Les derniers modèles climatiques ont un large éventail de sensibilités climatiques, avec nos propres modèles Met Office au haut de gamme. Cela se produit parce que la sensibilité climatique n’est pas quelque chose que les scientifiques apportent aux modèles, mais plutôt qu’elle émerge des mêmes interactions complexes que les modèles simulent.

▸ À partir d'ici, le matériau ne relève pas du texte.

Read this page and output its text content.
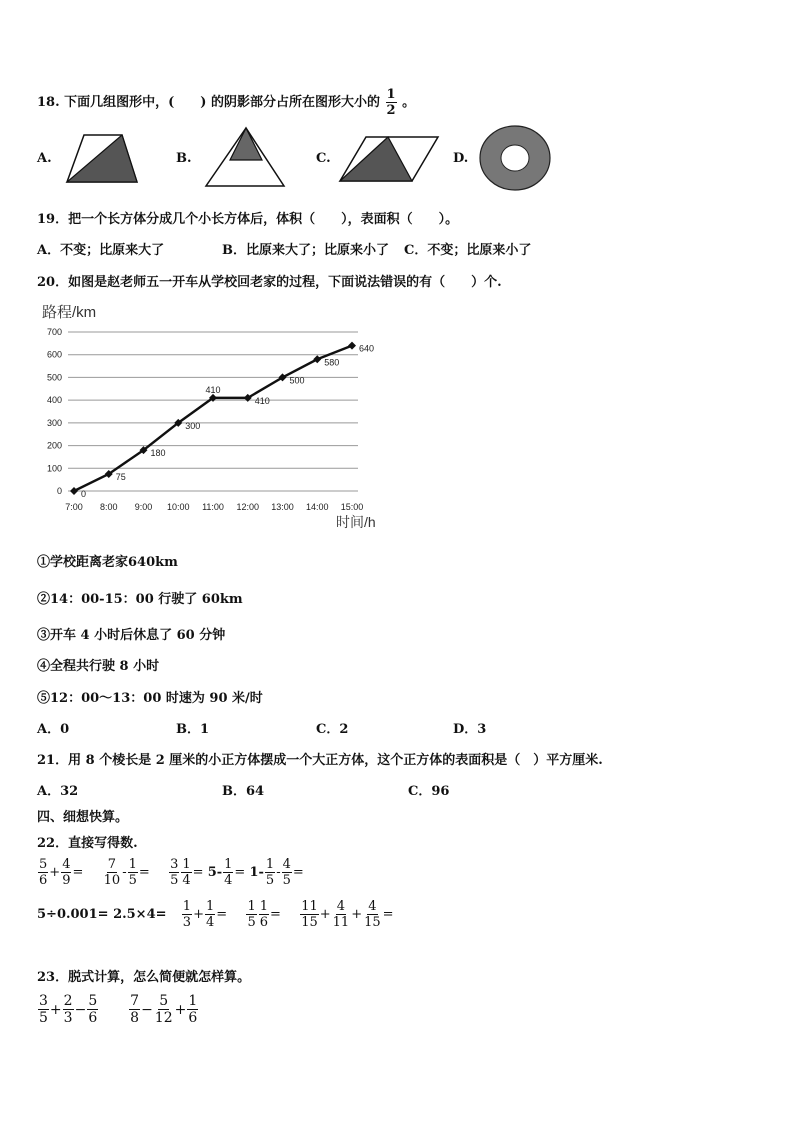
18. 下面几组图形中，(　　) 的阴影部分占所在图形大小的 $\frac{1}{2}$ 。
A.	B.	C.	D.
19．把一个长方体分成几个小长方体后，体积（　　），表面积（　　）。
A．不变；比原来大了	B．比原来大了；比原来小了 C．不变；比原来小了
20．如图是赵老师五一开车从学校回老家的过程，下面说法错误的有（　　）个.
路程/km
时间/h
0
100
200
300
400
500
600
700
7:00 8:00 9:00 10:00 11:00 12:00 13:00 14:00 15:00
0
75
180
300
410
410
500
580
640
①学校距离老家640km
②14：00-15：00 行驶了 60km
③开车 4 小时后休息了 60 分钟
④全程共行驶 8 小时
⑤12：00～13：00 时速为 90 米/时
A．0	B．1	C．2	D．3
21．用 8 个棱长是 2 厘米的小正方体摆成一个大正方体，这个正方体的表面积是（　）平方厘米.
A．32	B．64	C．96
四、细想快算。
22．直接写得数.
$\frac{5}{6} + \frac{4}{9} = \frac{7}{10} - \frac{1}{5} = \frac{3}{5} \frac{1}{4} = 5- \frac{1}{4} = 1- \frac{1}{5} - \frac{4}{5}$ =
$5\div 0.001= 2.5\times 4= \frac{1}{3} + \frac{1}{4} = \frac{1}{5} \frac{1}{6} = \frac{11}{15} + \frac{4}{11} + \frac{4}{15}$ =
23．脱式计算，怎么简便就怎样算。
$\frac{3}{5} + \frac{2}{3} - \frac{5}{6}$
$\frac{7}{8} - \frac{5}{12} + \frac{1}{6}$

Cette diversité de modèles permet de comprendre les changements régionaux du climat et des conditions météorologiques extrêmes associés aux différentes sensibilités climatiques et d’évaluer leurs impacts potentiels. Cela inclut les sensibilités élevées qui sont moins probables mais toujours possibles. À l’autre extrémité de la fourchette, voir les changements minimaux auxquels nous pouvons nous attendre contribuera à éclairer les mesures d’adaptation au changement climatique.
La nouvelle étude permet de considérer un aspect clé des modèles climatiques, leur sensibilité au climat, dans le contexte d’autres preuves. S’il reste encore beaucoup à faire pour évaluer plus précisément comment le climat mondial réagira à de nouvelles augmentations des gaz à effet de serre, ces progrès fournissent une base de données beaucoup plus solide sur laquelle la politique en matière de changement climatique peut être développée.
* WCRP fournit deux ensembles de plages. Le premier est basé sur un calcul «de base» qui représente une seule interprétation des preuves et peut être trop confiant. Le deuxième ensemble de fourchettes «robustes» est conçu pour limiter l’éventail des interprétations alternatives plausibles des données probantes et des hypothèses de modélisation statistique. Les chiffres cités dans cet article proviennent de la gamme robuste. Pour plus de détails, voir Sherwood et. al, 2020
Cet article est republié à partir de The Conversation par Richard Betts, responsable de la recherche sur les impacts climatiques du Met Office et professeur à l’Université d’Exeter; Jason Lowe, chercheur principal, Met Office Hadley Center et professeur, Priestley International Center for Climate, Université de Leeds, et Timothy Andrews, chercheur scientifique en physique atmosphérique, Met Office Hadley Center sous une licence Creative Commons. Lisez l’article original.